GDP and Aggregate Demand
- GDP can be estimated as the total aggregate demand in an economy.
- GDP = AD = C + I + G + X - M
- Consumption is the main component of GDP for most countries, but Investment is the most volatile.
Business Cycles
- Investment volatility is one of the main drivers of business cycles, which are the 'ups and downs of the economy'.
- They are alternating periods of faster and slower growth rates.
- The four stages of the business cycle are expansion, peak, recession, & trough.
- During economic downturns, an economy's output (GDP) declines; during booms, it increases.
Potential Output
- Potential output is the maximum amount of goods and services that the economy can produce operating at the maximum sustainable employment.
- This refers to when unemployment is equal to its equilibrium level.
- The economy can produce more than potential output by utilizing more resources, especially if unemployment is below equilibrium.
Estimating Potential Output
- Potential output is not directly observable and has to be estimated.
- Some may use an estimate of real GDP trend as a good proxy for potential output.
- The Institute for Fiscal Studies uses a production function to estimate potential output for the UK.
- A production function gives the technical relationship between output and inputs used in production.

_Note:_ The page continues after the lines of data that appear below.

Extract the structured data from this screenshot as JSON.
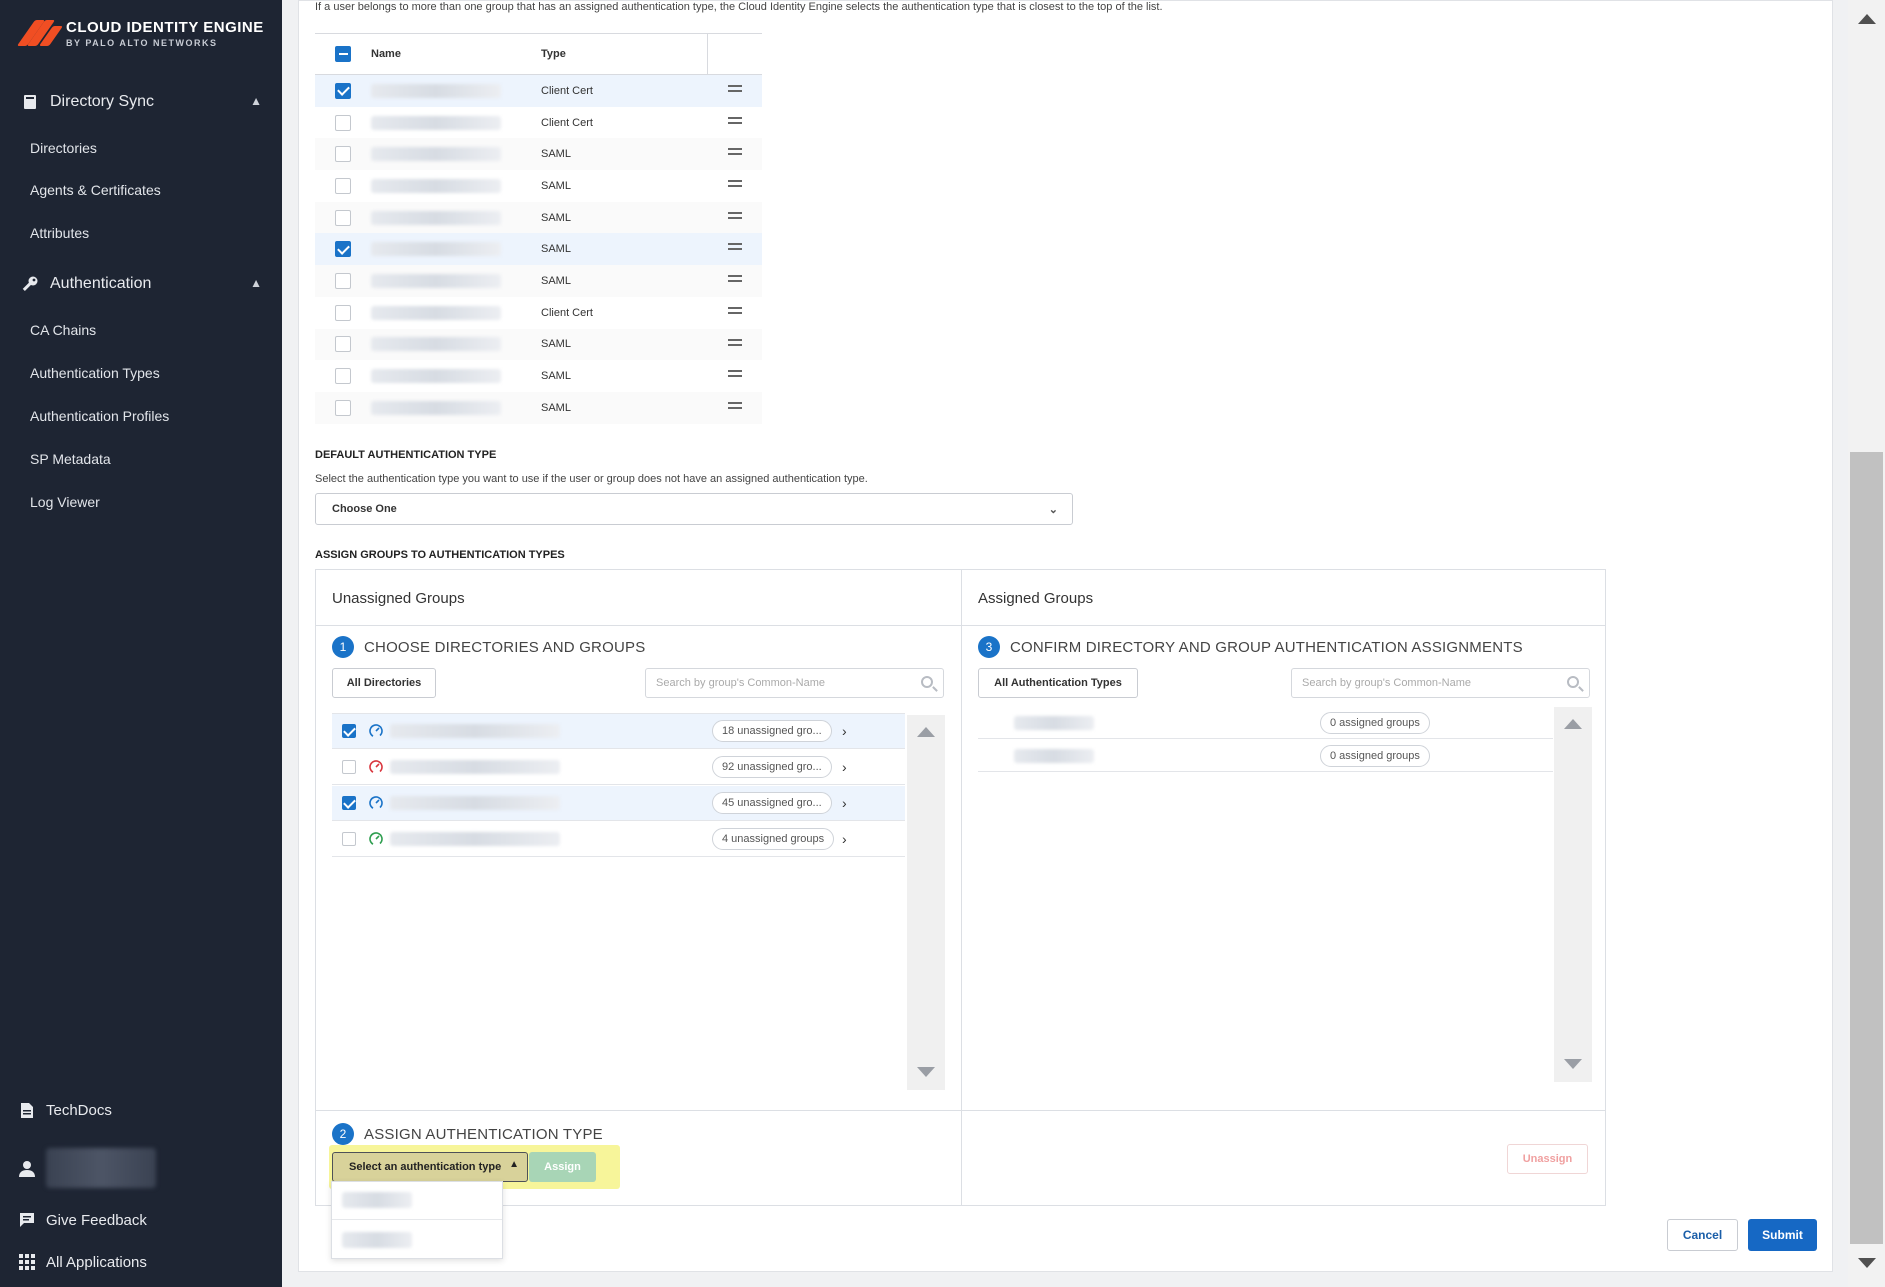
{
  "brand": {
    "name": "CLOUD IDENTITY ENGINE",
    "tagline": "BY PALO ALTO NETWORKS",
    "accent": "#f04e23"
  },
  "sidebar": {
    "sections": [
      {
        "label": "Directory Sync",
        "icon": "book-icon",
        "expanded": true,
        "items": [
          {
            "label": "Directories"
          },
          {
            "label": "Agents & Certificates"
          },
          {
            "label": "Attributes"
          }
        ]
      },
      {
        "label": "Authentication",
        "icon": "key-icon",
        "expanded": true,
        "items": [
          {
            "label": "CA Chains"
          },
          {
            "label": "Authentication Types"
          },
          {
            "label": "Authentication Profiles"
          },
          {
            "label": "SP Metadata"
          },
          {
            "label": "Log Viewer"
          }
        ]
      }
    ],
    "bottom": [
      {
        "label": "TechDocs",
        "icon": "document-icon"
      },
      {
        "label": "Give Feedback",
        "icon": "chat-icon"
      },
      {
        "label": "All Applications",
        "icon": "grid-icon"
      }
    ],
    "background": "#1e2533"
  },
  "priority": {
    "intro": "If a user belongs to more than one group that has an assigned authentication type, the Cloud Identity Engine selects the authentication type that is closest to the top of the list.",
    "columns": {
      "name": "Name",
      "type": "Type"
    },
    "rows": [
      {
        "type": "Client Cert",
        "checked": true
      },
      {
        "type": "Client Cert",
        "checked": false
      },
      {
        "type": "SAML",
        "checked": false
      },
      {
        "type": "SAML",
        "checked": false
      },
      {
        "type": "SAML",
        "checked": false
      },
      {
        "type": "SAML",
        "checked": true
      },
      {
        "type": "SAML",
        "checked": false
      },
      {
        "type": "Client Cert",
        "checked": false
      },
      {
        "type": "SAML",
        "checked": false
      },
      {
        "type": "SAML",
        "checked": false
      },
      {
        "type": "SAML",
        "checked": false
      }
    ]
  },
  "default_auth": {
    "heading": "DEFAULT AUTHENTICATION TYPE",
    "description": "Select the authentication type you want to use if the user or group does not have an assigned authentication type.",
    "selected": "Choose One"
  },
  "assign": {
    "heading": "ASSIGN GROUPS TO AUTHENTICATION TYPES",
    "unassigned_title": "Unassigned Groups",
    "assigned_title": "Assigned Groups",
    "step1": {
      "num": "1",
      "label": "CHOOSE DIRECTORIES AND GROUPS"
    },
    "step2": {
      "num": "2",
      "label": "ASSIGN AUTHENTICATION TYPE"
    },
    "step3": {
      "num": "3",
      "label": "CONFIRM DIRECTORY AND GROUP AUTHENTICATION ASSIGNMENTS"
    },
    "dir_filter": "All Directories",
    "type_filter": "All Authentication Types",
    "search_placeholder": "Search by group's Common-Name",
    "directories": [
      {
        "count": "18 unassigned gro...",
        "checked": true,
        "status_color": "#1a73c8"
      },
      {
        "count": "92 unassigned gro...",
        "checked": false,
        "status_color": "#d9363e"
      },
      {
        "count": "45 unassigned gro...",
        "checked": true,
        "status_color": "#1a73c8"
      },
      {
        "count": "4 unassigned groups",
        "checked": false,
        "status_color": "#2e9e4f"
      }
    ],
    "assigned": [
      {
        "count": "0 assigned groups"
      },
      {
        "count": "0 assigned groups"
      }
    ],
    "auth_select_placeholder": "Select an authentication type",
    "assign_label": "Assign",
    "unassign_label": "Unassign"
  },
  "actions": {
    "cancel": "Cancel",
    "submit": "Submit"
  }
}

- It attributes how much factors of production (labor, capital, technology) contribute to economic growth.
Output Gap
- The difference between real GDP and potential output is the output gap, expressed in percentage terms.
- Read Jahan & Sahmed Mahmud (2013) for an explanation of positive and negative output gaps.

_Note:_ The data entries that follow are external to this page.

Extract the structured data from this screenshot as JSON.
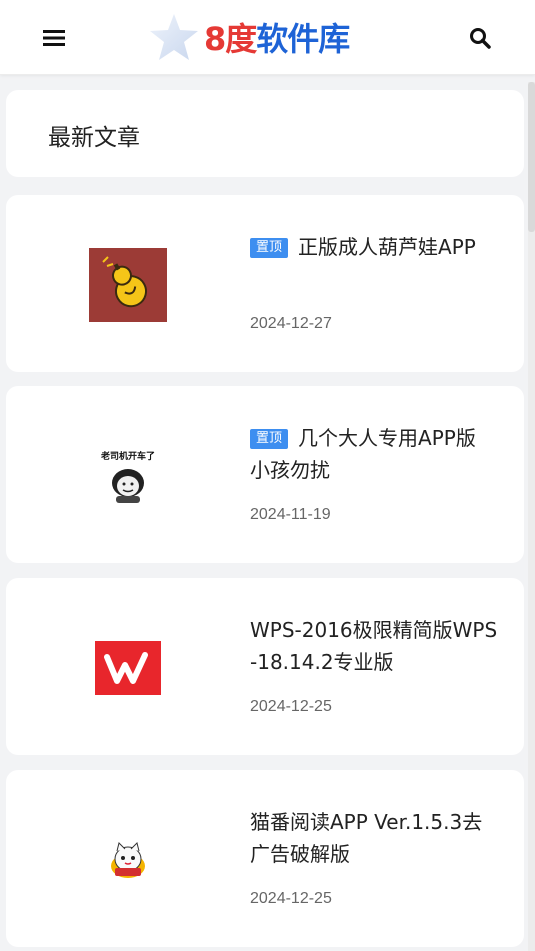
{
  "header": {
    "logo_num": "8",
    "logo_red": "度",
    "logo_blue": "软件库",
    "menu_icon": "hamburger-menu-icon",
    "search_icon": "search-icon",
    "colors": {
      "red": "#e53935",
      "blue": "#1e63d6"
    }
  },
  "section": {
    "title": "最新文章"
  },
  "articles": [
    {
      "badge": "置顶",
      "title": "正版成人葫芦娃APP",
      "date": "2024-12-27",
      "thumb_icon": "gourd-app-icon"
    },
    {
      "badge": "置顶",
      "title": "几个大人专用APP版 小孩勿扰",
      "date": "2024-11-19",
      "thumb_icon": "meme-driver-icon",
      "thumb_caption": "老司机开车了"
    },
    {
      "title": "WPS-2016极限精简版WPS-18.14.2专业版",
      "date": "2024-12-25",
      "thumb_icon": "wps-logo-icon"
    },
    {
      "title": "猫番阅读APP Ver.1.5.3去广告破解版",
      "date": "2024-12-25",
      "thumb_icon": "cat-reader-icon"
    }
  ],
  "accent_color": "#3d8ef0"
}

Business Cycles, Unemployment and Inflation
- Unemployment levels fluctuate with the business cycle around its long-run equilibrium level.
- These fluctuations are related to output fluctuations.

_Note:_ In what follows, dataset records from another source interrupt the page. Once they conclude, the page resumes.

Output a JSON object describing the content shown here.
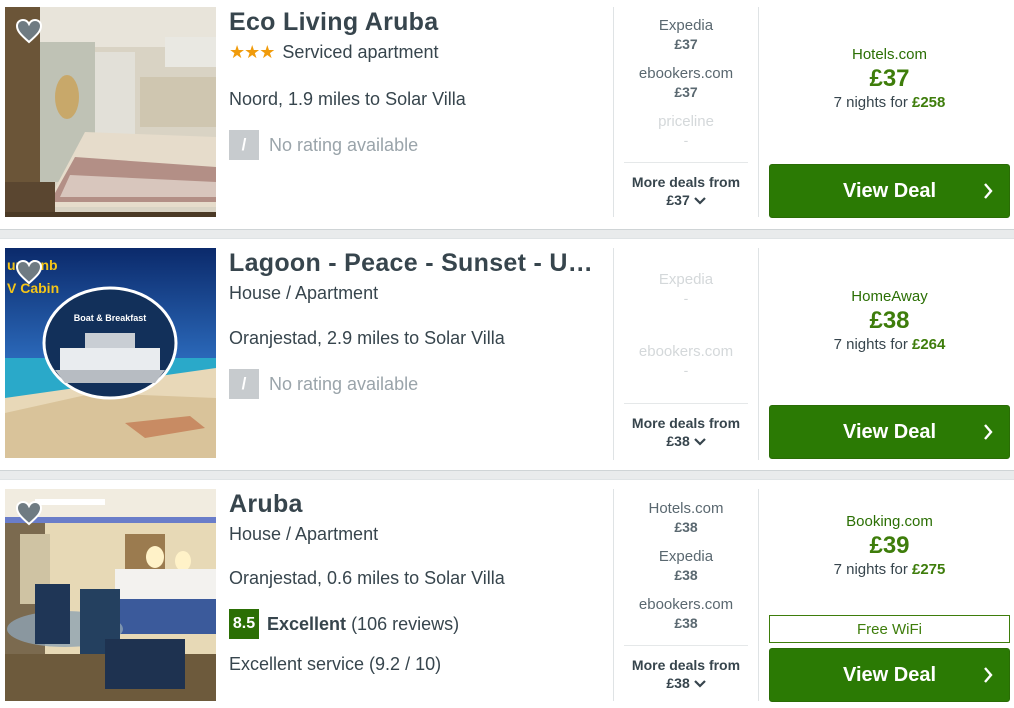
{
  "colors": {
    "brand_green": "#2b7a04",
    "price_green": "#3e7d0b",
    "star": "#f09b0b"
  },
  "listings": [
    {
      "title": "Eco Living Aruba",
      "stars": "★★★",
      "type": "Serviced apartment",
      "location": "Noord, 1.9 miles to Solar Villa",
      "rating_badge": "/",
      "rating_text": "No rating available",
      "deals": [
        {
          "provider": "Expedia",
          "price": "£37"
        },
        {
          "provider": "ebookers.com",
          "price": "£37"
        },
        {
          "provider": "priceline",
          "price": "-"
        }
      ],
      "more_deals_label": "More deals from",
      "more_deals_price": "£37",
      "best_provider": "Hotels.com",
      "best_price": "£37",
      "nights_text": "7 nights for",
      "nights_total": "£258",
      "button": "View Deal"
    },
    {
      "title": "Lagoon - Peace - Sunset - Unique",
      "type": "House / Apartment",
      "location": "Oranjestad, 2.9 miles to Solar Villa",
      "rating_badge": "/",
      "rating_text": "No rating available",
      "photo_text_1": "uuabnb",
      "photo_text_2": "V Cabin",
      "photo_text_3": "Boat & Breakfast",
      "deals": [
        {
          "provider": "Expedia",
          "price": "-"
        },
        {
          "provider": "ebookers.com",
          "price": "-"
        }
      ],
      "more_deals_label": "More deals from",
      "more_deals_price": "£38",
      "best_provider": "HomeAway",
      "best_price": "£38",
      "nights_text": "7 nights for",
      "nights_total": "£264",
      "button": "View Deal"
    },
    {
      "title": "Aruba",
      "type": "House / Apartment",
      "location": "Oranjestad, 0.6 miles to Solar Villa",
      "score": "8.5",
      "score_label": "Excellent",
      "reviews": "(106 reviews)",
      "extra": "Excellent service (9.2 / 10)",
      "deals": [
        {
          "provider": "Hotels.com",
          "price": "£38"
        },
        {
          "provider": "Expedia",
          "price": "£38"
        },
        {
          "provider": "ebookers.com",
          "price": "£38"
        }
      ],
      "more_deals_label": "More deals from",
      "more_deals_price": "£38",
      "best_provider": "Booking.com",
      "best_price": "£39",
      "nights_text": "7 nights for",
      "nights_total": "£275",
      "amenity": "Free WiFi",
      "button": "View Deal"
    }
  ]
}
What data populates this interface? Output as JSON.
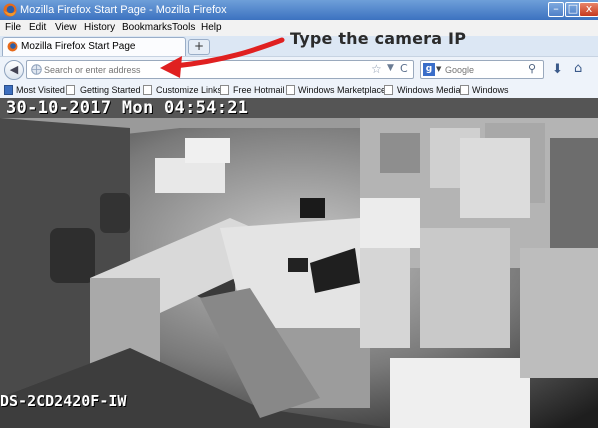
{
  "window": {
    "title": "Mozilla Firefox Start Page - Mozilla Firefox",
    "controls": {
      "minimize": "–",
      "maximize": "□",
      "close": "x"
    }
  },
  "menu": [
    "File",
    "Edit",
    "View",
    "History",
    "Bookmarks",
    "Tools",
    "Help"
  ],
  "tabs": [
    {
      "label": "Mozilla Firefox Start Page"
    }
  ],
  "new_tab_label": "+",
  "annotation": {
    "text": "Type the camera IP"
  },
  "nav": {
    "back_glyph": "◀",
    "url_placeholder": "Search or enter address",
    "search_engine": "g",
    "search_placeholder": "Google",
    "star_glyph": "☆",
    "reload_glyph": "C",
    "drop_glyph": "▼",
    "search_glyph": "⚲",
    "download_glyph": "⬇",
    "home_glyph": "⌂"
  },
  "bookmarks": [
    "Most Visited",
    "Getting Started",
    "Customize Links",
    "Free Hotmail",
    "Windows Marketplace",
    "Windows Media",
    "Windows"
  ],
  "camera": {
    "timestamp": "30-10-2017 Mon 04:54:21",
    "model": "DS-2CD2420F-IW"
  },
  "colors": {
    "titlebar": "#4a80cb",
    "annotation_arrow": "#e02020"
  }
}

- The relationship between output and unemployment fluctuations is known as Okun's Law.
Positive Output Gap
- A positive output gap means production is above its potential level, and unemployment is lower.
- Firms and workers operate above their efficient capacity which increases costs for firms and will translate into an increase in prices i.e. higher inflation.
- Workers demand higher salaries which increases costs for firms and will translate into an increase in prices i.e. higher inflation.
- A positive output gap is related to high inflation (above its target).
Output Gap and Policy-Making
- The output gap plays a key role in policy-making.
- Central banks use monetary policy to control inflation, and the output gap is key in determining inflation pressure.
- Governments use fiscal policy to close the output gap.
- Monetary and fiscal policy are known as stabilization policy or demand-side policies.
Short-Term vs. Long-Run
- The focus is on short-term fluctuations.
- Potential output and the equilibrium rate of unemployment are set in the long-run and are not affected by short-term policies.
- The long-run will be covered in Year 2.